Editoriaux - Justice - Politique - Société - 5 octobre 2018

Qui est le plus coupable : le gendarme ou le Président ?

Le procureur de Charleville-Mézières avait requis cinq mois de prison avec sursis et l’interdiction d’exercer et de porter une arme pendant cinq ans contre un gendarme des Ardennes. Finalement, le 3 octobre 2018, ce dernier était condamné par le tribunal correctionnel de Charleville-Mézières à trois mois de prison avec sursis, six mois d’interdiction d’exercer et inscription de la peine au bulletin n° 2 du casier judiciaire.

Mais qu’avait donc fait de particulièrement répréhensible ce commandant de la brigade de Monthermé pour être ainsi sanctionné ? Il avait donné une gifle, et menacé un mineur de 14 ans.

Il est exact qu’un représentant de la loi ne devrait pas en arriver à pareille extrémité. Sauf que… la peine paraît disproportionnée et les circonstances de l’acte plaident pour cet adjudant-chef.

En octobre 2017, celui-ci reçoit un appel téléphonique de sa femme qui se trouve dans un supermarché, une bande d’une dizaine de voyous l’empêchent de déposer ses courses sur le tapis tout en l’insultant copieusement. Voulant défendre son épouse, notre pandore se précipite en voiture au supermarché, accompagné de deux collègues, la bande de voyous peu impressionnée est restée sur place et attend les forces de l’ordre.

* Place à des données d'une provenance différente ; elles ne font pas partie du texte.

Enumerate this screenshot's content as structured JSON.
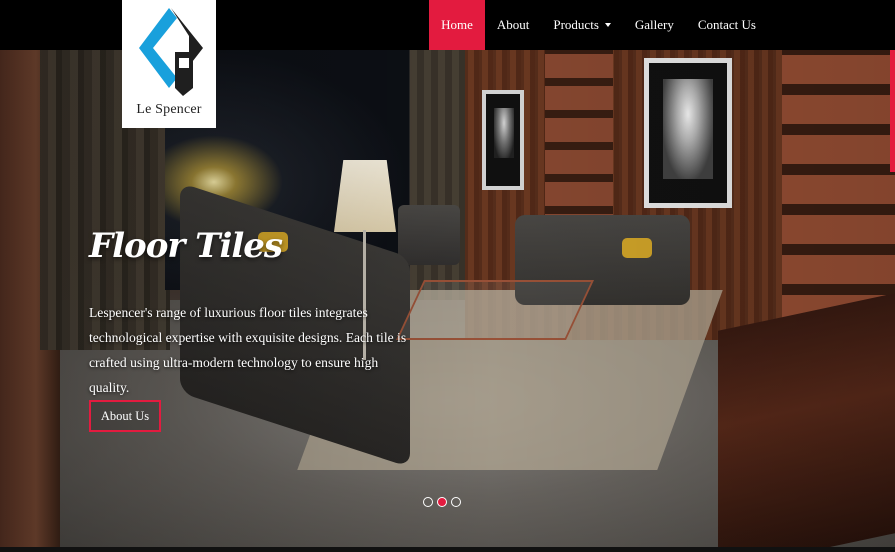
{
  "brand": {
    "name": "Le Spencer",
    "logo_colors": {
      "blue": "#19a0dc",
      "dark": "#1f1f1f"
    }
  },
  "nav": {
    "items": [
      {
        "label": "Home",
        "active": true
      },
      {
        "label": "About",
        "active": false
      },
      {
        "label": "Products",
        "active": false,
        "dropdown": true
      },
      {
        "label": "Gallery",
        "active": false
      },
      {
        "label": "Contact Us",
        "active": false
      }
    ],
    "active_color": "#e31b3f"
  },
  "hero": {
    "title": "Floor Tiles",
    "description": "Lespencer's range of luxurious floor tiles integrates technological expertise with exquisite designs. Each tile is crafted using ultra-modern technology to ensure high quality.",
    "button_label": "About Us",
    "slides": 3,
    "active_slide": 2
  },
  "colors": {
    "accent": "#e31b3f",
    "navbar": "#000000",
    "text": "#ffffff"
  }
}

Le sous-officier supérieur pénètre dans le magasin, saisit par le cou celui indiqué par sa femme comme étant le chef de bande, un mineur de 14 ans, et lui administre une gifle tout en l’avertissant : « Si tu insultes encore ma femme, je t’explose la tête ! » Seul problème : notre justicier avait oublié, tout comme le chauffeur de bus du Val-de-Marne il y a trois semaines, qu’en ce début de XXIe siècle, mettre une baffe à un gamin délinquant a un autre retentissement qu’il y a cinquante ans.

Certes, il aurait pu plaider coupable, ce qui lui aurait épargné un procès public, mais notre gendarme a de l’honneur. Pour lui, une telle procédure, tout en abrogeant le respect dû à son épouse, était une humiliation pour la gendarmerie.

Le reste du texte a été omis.